Сразу же стартовала космическая гонка. Советский Союз ее не выиграл, но соперники его к восьмидесятому году и вовсе попросту рассыпались на мозаику классических "десятимиллионных" евронаций. Дальше пятая ветка повернула далеко в сторону, и я потерял ее из виду. На память остался в копилке космос, очень сильный космос, ну и обеспечивающая его приличная наука.
На этом фоне визит мой в одна тысяча девятьсот восемнадцатый год, обошедшийся мне так дорого, в копилку бросил до обидного мало: с немцами в той ветке не воевали, танки сразу делали правильные, и тоже успели заключить союз с японцами. А на блок трех сильнейших континентальных держав заокеанцы не полезли. Но ветка оказалась чересчур самобытная: как это коммунисты с немцами в союзе? Неканон! А как же товарищ Сталин и командирская башенка? И ветка скоро вильнула в темноту, на глухие окольные тропы.
В копилке задержалось еще стихотворение Маяковского про военно-морскую любовь. Там, где: "Плач и вой морями носится: овдовела миноносица". Настоящему поэту не нужно секретных архивов; уверен я, что Владим Владимыч тоже в свой срок пропускал через пальцы эти вот сияющие нити, ступал под сводами лично своего пламенного леса; обошелся без неуклюжих моих намеков, хватило вежливого умолчания.
Вспыхнуло надо мной багровым, заколотило невидимое громадное сердце часто и резко, барабаном, но запахов никаких не появилось, и потому я знал, что все еще не в реальности, а то ли сбоку, то ли между, вне шестеренок мироздания.
Шестеренки подавали в станок следующую нить: год сорок первый. Без уточнений, и так понятно. Здесь все почему-то сохранилось в точности как я помнил. Мерцала единственная погрешность в состряпанной мной "расстрельной телеграмме Жукова" – я там слово "офицер" влепил, а оно тогда не применялось вовсе, правильно говорилось: "красный командир", "краском". Но как-то со временем спорное слово стерлось. Наверное, историки сочли, что кто-то из них уже потом, после войны, неправильно скопировал исходник телеграммы; оригинал же, понятное дело, пропал, об этом я в первую очередь позаботился.
Так вот, после красного знамени над Рейхстагом, державы шестой ветки бросили все силы в космос, а не на ядерную физику. Страшные Бомбы появились поздно, зато сразу на орбите. Так что холодная война затянулась до двухтысячных.

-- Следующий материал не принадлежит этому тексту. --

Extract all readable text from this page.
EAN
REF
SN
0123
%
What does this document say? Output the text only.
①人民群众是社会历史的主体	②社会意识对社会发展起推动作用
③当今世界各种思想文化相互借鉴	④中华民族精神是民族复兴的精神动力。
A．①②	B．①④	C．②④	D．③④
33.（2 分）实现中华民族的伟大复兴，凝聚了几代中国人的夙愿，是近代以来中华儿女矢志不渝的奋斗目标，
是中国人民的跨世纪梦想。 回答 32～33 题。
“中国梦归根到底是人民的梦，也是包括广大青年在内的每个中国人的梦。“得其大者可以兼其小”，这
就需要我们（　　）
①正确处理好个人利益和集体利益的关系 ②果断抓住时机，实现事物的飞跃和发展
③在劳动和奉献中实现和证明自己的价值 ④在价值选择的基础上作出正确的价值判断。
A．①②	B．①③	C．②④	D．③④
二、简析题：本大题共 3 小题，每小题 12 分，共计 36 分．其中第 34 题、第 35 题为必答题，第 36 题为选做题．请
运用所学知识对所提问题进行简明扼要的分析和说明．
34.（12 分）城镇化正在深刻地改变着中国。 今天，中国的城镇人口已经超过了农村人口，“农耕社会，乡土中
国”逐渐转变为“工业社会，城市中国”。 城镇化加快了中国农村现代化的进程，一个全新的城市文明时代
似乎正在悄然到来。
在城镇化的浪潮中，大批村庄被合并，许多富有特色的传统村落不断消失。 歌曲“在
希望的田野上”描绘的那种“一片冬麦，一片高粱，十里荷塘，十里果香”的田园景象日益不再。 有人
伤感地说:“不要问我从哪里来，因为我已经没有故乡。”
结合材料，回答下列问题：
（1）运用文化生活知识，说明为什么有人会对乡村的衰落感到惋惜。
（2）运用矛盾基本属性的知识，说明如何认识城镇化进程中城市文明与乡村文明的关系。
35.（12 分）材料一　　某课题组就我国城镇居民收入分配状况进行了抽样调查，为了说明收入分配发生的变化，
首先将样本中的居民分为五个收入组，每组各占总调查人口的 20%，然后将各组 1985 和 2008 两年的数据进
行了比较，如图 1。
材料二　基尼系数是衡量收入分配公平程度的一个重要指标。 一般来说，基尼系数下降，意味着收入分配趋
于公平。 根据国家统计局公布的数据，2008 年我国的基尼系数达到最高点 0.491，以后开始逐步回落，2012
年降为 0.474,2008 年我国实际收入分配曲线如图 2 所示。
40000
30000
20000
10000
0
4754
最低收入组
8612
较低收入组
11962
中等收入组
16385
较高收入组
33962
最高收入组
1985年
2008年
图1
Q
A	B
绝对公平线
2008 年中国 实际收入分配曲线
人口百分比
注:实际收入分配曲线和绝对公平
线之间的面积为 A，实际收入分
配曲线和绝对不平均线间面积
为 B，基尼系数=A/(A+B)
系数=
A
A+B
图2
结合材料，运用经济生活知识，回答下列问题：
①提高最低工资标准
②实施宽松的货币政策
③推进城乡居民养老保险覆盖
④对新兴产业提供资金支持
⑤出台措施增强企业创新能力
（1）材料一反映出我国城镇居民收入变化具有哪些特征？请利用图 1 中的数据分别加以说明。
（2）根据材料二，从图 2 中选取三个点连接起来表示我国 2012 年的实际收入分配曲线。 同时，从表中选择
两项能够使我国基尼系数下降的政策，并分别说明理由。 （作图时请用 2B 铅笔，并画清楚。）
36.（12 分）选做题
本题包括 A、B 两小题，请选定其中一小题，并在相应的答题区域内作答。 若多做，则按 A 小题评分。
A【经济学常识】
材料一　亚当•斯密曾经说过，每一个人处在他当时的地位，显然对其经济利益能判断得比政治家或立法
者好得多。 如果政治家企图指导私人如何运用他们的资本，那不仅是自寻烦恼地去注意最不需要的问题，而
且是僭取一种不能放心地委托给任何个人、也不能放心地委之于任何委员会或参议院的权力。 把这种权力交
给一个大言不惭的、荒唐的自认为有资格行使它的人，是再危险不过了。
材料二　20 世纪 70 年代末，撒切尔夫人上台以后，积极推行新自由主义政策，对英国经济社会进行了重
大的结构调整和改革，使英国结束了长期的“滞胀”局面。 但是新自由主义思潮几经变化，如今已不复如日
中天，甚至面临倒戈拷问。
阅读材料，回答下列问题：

А тогда СССР сравнительно мирно рассыпался на республики, но и Америка тоже расселась оплывшим снеговиком: на Восток, Запад, Библейский пояс (по английски "The Belt of The Bible"), конечно же гордый одинокий Техас, ну и Озера; куда девались Бомбы с орбиты, я, признаться, побоялся досматривать.
От самого первого моего визита, от года тысяча девятьсот восемьдесят второго, осталась готовность Союза и Штатов к термоядерной войне с эскадрами Алых Линкоров. По этой-то причине что Ангелов, что Туманный Флот люди встретили изо всех калибров, и загнать хомо сапиенсов под лавку не вышло.
С этой ветки знакомая мне история пошла кувырком, и больше я уже ничего не узнавал, и только глазами хлопал, когда нити прошлого переплетались с нитями будущего, и в такт мыслям заполошно гремела вокруг вселенная, когда готовое плетение раскаленным змеем билось изнутри в невидимые границы, каждым толчком расширяя их на неизмеримое, лишь ощутимое чуть-чуть.
Из веток четвертого тысячелетия, из мира Эффекта Массы, пришла квантовая теория струн. Она-то и позволила мне влиять на гравитацию, а через массу уже на время. Отрицательная масса допускает сверхсвет, а сверхсвет по Специальной Теории Относительности и есть готовая машина времени.
Вот оно, шило мое каленое, вот ниточка, швырявшая меня по временам и событиям, вот что нашла и бережно расправила серьезная малышка-Дзуйкаку, аватара самого могущественного корабля Тумана.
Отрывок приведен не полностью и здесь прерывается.